Thinking about other films, including Moon and the movies of Spike Jones and Michel Gondry, that also feel more connected to the real world than what might be called regular sci-fi, he says: “I know that we’re calling them science-fiction, but all these directors and movies are allegories of our world, of our society. They’re trying to create a parallel world of the one that we’re living in right now. Also, to create it in a more analogue way, something more timeless. That is what we’re trying to do with this. The movie that made me want to be a filmmaker was The Truman Show, by Peter Weir, which is an amazing prophecy about our lives by Andrew Niccol. It has that feeling, that it’s something old but it makes a comment about what we’re living right now.
In addition to holding a central will they/won’t they narrative, the film also parodies couples therapy, as would-be nail sacrificers go through a series of workshops - including skydiving - in order to further cement their love for one another.
Nikou notes that couples therapy seems to be increasingly common among the younger generation. It’s fair to say, he’s not a fan, as he adds: “I think we just have to feel the experience, feel the moment and not do all these things.”
Although the film is timeless, the music mostly comes from the Eighties, with Yazoo’s Only You and Bonnie Tyler’s Total Eclipse Of The Heart both getting a look in. “I love Eighties synth pop,” Nikou admits. “Total Eclipse Of The Heart is a great song, even if some people believe that it’s cheesy. In general we chose them because I love them.”
And don’t be fooled into thinking that just because Apple has it for distribution, you won’t be able to see it on the big screen.
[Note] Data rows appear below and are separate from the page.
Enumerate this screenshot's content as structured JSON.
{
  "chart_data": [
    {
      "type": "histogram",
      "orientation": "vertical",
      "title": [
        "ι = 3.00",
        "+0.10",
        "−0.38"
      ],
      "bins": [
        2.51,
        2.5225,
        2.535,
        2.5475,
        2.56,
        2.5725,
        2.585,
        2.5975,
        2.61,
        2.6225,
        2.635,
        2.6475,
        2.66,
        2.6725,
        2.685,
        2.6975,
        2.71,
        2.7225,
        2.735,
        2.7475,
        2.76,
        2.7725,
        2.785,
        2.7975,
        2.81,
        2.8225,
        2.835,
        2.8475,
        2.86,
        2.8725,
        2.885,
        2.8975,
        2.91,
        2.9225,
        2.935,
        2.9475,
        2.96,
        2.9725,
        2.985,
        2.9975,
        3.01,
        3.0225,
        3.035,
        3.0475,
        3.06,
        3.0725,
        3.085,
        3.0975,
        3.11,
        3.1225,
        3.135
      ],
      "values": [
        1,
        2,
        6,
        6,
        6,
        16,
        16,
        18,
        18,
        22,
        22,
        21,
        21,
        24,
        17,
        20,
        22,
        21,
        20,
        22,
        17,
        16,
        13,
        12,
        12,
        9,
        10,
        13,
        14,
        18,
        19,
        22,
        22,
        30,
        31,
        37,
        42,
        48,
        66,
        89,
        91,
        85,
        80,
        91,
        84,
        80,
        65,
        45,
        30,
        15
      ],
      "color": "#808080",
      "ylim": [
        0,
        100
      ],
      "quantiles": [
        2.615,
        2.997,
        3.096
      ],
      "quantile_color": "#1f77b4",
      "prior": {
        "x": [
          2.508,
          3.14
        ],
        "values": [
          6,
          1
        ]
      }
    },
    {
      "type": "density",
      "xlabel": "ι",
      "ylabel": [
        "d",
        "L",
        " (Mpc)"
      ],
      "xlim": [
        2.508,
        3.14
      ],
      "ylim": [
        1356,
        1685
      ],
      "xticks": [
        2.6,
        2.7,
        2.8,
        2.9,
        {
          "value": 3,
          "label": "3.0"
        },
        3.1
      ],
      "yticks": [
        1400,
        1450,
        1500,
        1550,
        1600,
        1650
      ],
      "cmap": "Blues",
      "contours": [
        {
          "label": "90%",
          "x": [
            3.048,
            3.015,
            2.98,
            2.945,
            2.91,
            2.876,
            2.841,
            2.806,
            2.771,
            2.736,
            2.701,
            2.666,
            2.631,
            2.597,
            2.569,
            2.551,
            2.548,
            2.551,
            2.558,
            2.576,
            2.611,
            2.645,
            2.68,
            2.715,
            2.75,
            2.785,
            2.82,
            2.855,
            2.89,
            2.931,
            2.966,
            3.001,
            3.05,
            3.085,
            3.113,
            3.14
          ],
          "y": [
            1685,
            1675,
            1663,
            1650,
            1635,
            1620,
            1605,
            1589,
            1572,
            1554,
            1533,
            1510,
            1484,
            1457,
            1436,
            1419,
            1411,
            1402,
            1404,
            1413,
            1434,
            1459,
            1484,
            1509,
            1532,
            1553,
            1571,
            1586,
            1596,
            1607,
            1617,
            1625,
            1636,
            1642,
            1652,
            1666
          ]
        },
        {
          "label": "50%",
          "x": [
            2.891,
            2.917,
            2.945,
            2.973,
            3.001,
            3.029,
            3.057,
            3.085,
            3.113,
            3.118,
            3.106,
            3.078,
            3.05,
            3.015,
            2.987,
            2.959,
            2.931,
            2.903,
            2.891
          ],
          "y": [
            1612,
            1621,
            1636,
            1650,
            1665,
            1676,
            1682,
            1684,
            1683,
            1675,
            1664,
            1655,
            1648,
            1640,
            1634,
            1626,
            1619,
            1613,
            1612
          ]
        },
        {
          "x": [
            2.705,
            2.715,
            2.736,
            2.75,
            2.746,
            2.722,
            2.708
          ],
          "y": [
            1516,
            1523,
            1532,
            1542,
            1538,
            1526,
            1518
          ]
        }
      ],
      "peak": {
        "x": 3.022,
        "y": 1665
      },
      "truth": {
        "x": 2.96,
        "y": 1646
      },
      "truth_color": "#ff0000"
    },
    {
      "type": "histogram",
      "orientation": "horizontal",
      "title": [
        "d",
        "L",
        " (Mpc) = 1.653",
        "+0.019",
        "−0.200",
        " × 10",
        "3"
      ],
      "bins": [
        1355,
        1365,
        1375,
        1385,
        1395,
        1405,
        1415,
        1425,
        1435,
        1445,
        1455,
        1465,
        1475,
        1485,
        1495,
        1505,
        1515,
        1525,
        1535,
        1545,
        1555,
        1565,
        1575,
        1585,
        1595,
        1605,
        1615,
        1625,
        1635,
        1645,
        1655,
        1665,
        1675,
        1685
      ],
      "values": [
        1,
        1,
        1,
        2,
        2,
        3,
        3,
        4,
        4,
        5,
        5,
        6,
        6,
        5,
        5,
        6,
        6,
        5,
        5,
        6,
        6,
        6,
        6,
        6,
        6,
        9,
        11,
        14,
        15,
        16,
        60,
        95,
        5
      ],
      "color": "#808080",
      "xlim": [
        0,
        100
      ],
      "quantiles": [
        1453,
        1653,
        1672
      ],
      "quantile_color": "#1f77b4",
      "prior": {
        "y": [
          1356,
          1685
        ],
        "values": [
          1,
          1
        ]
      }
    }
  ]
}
The director points out that the company was the only one, when they were touting the film at Cannes, that secured worldwide theatrical distribution for them. At the moment, Fingernails is having a cinema release in Cinemas, including those in the UK, on October 27.
“I hope we will add a few more,” he says. “For me, movie are made only for thetares and for cinemas. I I don't believe that movies should be seen on a TV screen.. That's why we're all fighting.”
Nikou says he’s aiming to watch three films a day while he’s at the festival, adding, “I love the magic feeling when you are there.”
Ultimately, he says he aims for a “melancholic smile tone”, which is a pretty good three-word description of his film’s mood. You might say, he nails it.